5 febbraio 2013 – L’unione fa la forza, soprattutto se in gioco ci sono questioni troppo grandi per essere risolte individualmente. Sulla collaborazione si fonda, appunto, il Collective Impact, un nuovo modello di progresso sociale proposto negli Stati Uniti per affrontare (e risolvere) tematiche di grandissima complessità: dalla fame nel mondo alla riforma della sanità statunitense.

Il “collective impact” è una strategia teorizzata da John Kania e Mark Kramer nel 2011 che si basa su una filosofia di fondo molto semplice: una volta identificato un problema sociale spinoso i diversi stakeholders lavorano insieme per trovare una risoluzione. «Cambiamenti sociali di grande portata richiedono – infatti – una coordinazione che va oltre la divisione settoriale. Nonostante ciò il settore sociale rimane ancora focalizzato su interventi isolati portati avanti da singole organizzazioni» sottolineano però i due ideatori del concetto.

Cosa cambia perciò rispetto alle strategie precedenti? La differenza risiede nel modo in cui si collabora: non più partnership saltuarie tra organizzazioni autonome bensì un approccio coordinato, strutturato e collaborativo tra entità interconnesse. L’obiettivo del collective impact è perciò quello di costituire un nuovo modello di progresso sociale al cui centro porre una collaborazione duratura, continuativa ed efficace.

Ma quali sono i vantaggi di questo nuovo modo di approcciare i problemi? Il punto di forza del collective impact, specificano Kramer e Kania in: “Abbracciare l’emergenza: come il collective impact affronta la complessità” risiede in tre fattori: un più alto livello di vigilanza che deriva da uno sforzo congiunto, una capacità di apprendimento maggiore grazie agli innumerevoli feedback che giungono dalle diverse entità coinvolte e la possibilità di poter agire velocemente in risposta alle necessità contingenti.

Si prendano ad esempio gli Stati Uniti: ogni anno un milione di studenti abbandona la scuola secondaria prima del termine, indebolendo, di conseguenza, l’economia del paese.

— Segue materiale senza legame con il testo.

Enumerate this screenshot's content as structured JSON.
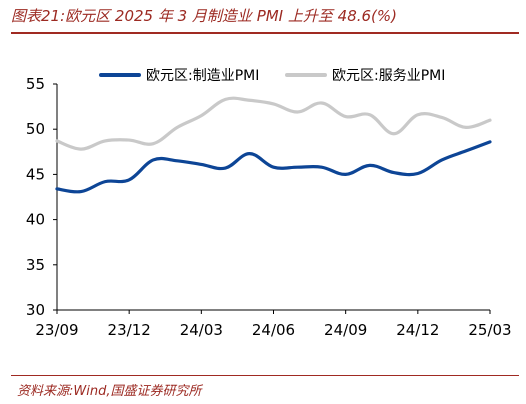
{
  "header": {
    "title": "图表21:欧元区 2025 年 3 月制造业 PMI 上升至 48.6(%)"
  },
  "footer": {
    "source": "资料来源:Wind,国盛证券研究所"
  },
  "colors": {
    "manufacturing": "#0d4596",
    "services": "#c9c9c9",
    "accent": "#9c2a22"
  },
  "chart_data": {
    "type": "line",
    "ylim": [
      30,
      55
    ],
    "y_ticks": [
      30,
      35,
      40,
      45,
      50,
      55
    ],
    "x_start": "2023-09",
    "x_end": "2025-03",
    "x_ticks": [
      "23/09",
      "23/12",
      "24/03",
      "24/06",
      "24/09",
      "24/12",
      "25/03"
    ],
    "grid": false,
    "legend_position": "top",
    "categories": [
      "2023-09",
      "2023-10",
      "2023-11",
      "2023-12",
      "2024-01",
      "2024-02",
      "2024-03",
      "2024-04",
      "2024-05",
      "2024-06",
      "2024-07",
      "2024-08",
      "2024-09",
      "2024-10",
      "2024-11",
      "2024-12",
      "2025-01",
      "2025-02",
      "2025-03"
    ],
    "series": [
      {
        "name": "欧元区:制造业PMI",
        "values": [
          43.4,
          43.1,
          44.2,
          44.4,
          46.6,
          46.5,
          46.1,
          45.7,
          47.3,
          45.8,
          45.8,
          45.8,
          45.0,
          46.0,
          45.2,
          45.1,
          46.6,
          47.6,
          48.6
        ]
      },
      {
        "name": "欧元区:服务业PMI",
        "values": [
          48.7,
          47.8,
          48.7,
          48.8,
          48.4,
          50.2,
          51.5,
          53.3,
          53.2,
          52.8,
          51.9,
          52.9,
          51.4,
          51.6,
          49.5,
          51.6,
          51.3,
          50.2,
          51.0
        ]
      }
    ]
  }
}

Fino ad ora molti hanno cercato di risolvere il problema, ma pochi hanno avuto successo. Tra questi ultimi c’è Strive, un’organizzazione no profit di Cincinnati, che da alcuni anni porta avanti iniziative per ridurre il tasso di abbandoni in collaborazione con altri enti. «Perché Strive ha riportato progresso proprio dove così tanti altri avevano fallito? È stato possibile perché un gruppo di leader locali hanno deciso di abbandonare la loro agenda individuale in favore di un approccio collettivo per migliorare i risultati scolastici degli studenti» commentano i due autori. Kania e Kramer definiscono infatti cinque pilastri che permettono la realizzazione di un impatto collettivo: un’agenda comune, misure condivise, attività di mutuo rinforzo, una comunicazione che sia continua, una struttura di supporto che aiuti lo sviluppo del progetto.

A questi pilastri si aggiungono tre precondizioni spiegate nell’articolo: “Canalizzare il cambiamento: mettere in atto il collective impact”: prima di tutto il tema deve essere influente, le risorse finanziarie adeguate e, infine, la società stessa deve avvertire la necessità di un cambiamento. «Se si trovano insieme queste precondizioni creano sia l’opportunità sia la motivazione necessaria per far si che persone, che non avevano mai collaborato, comincino a lavorare insieme» affermano gli autori.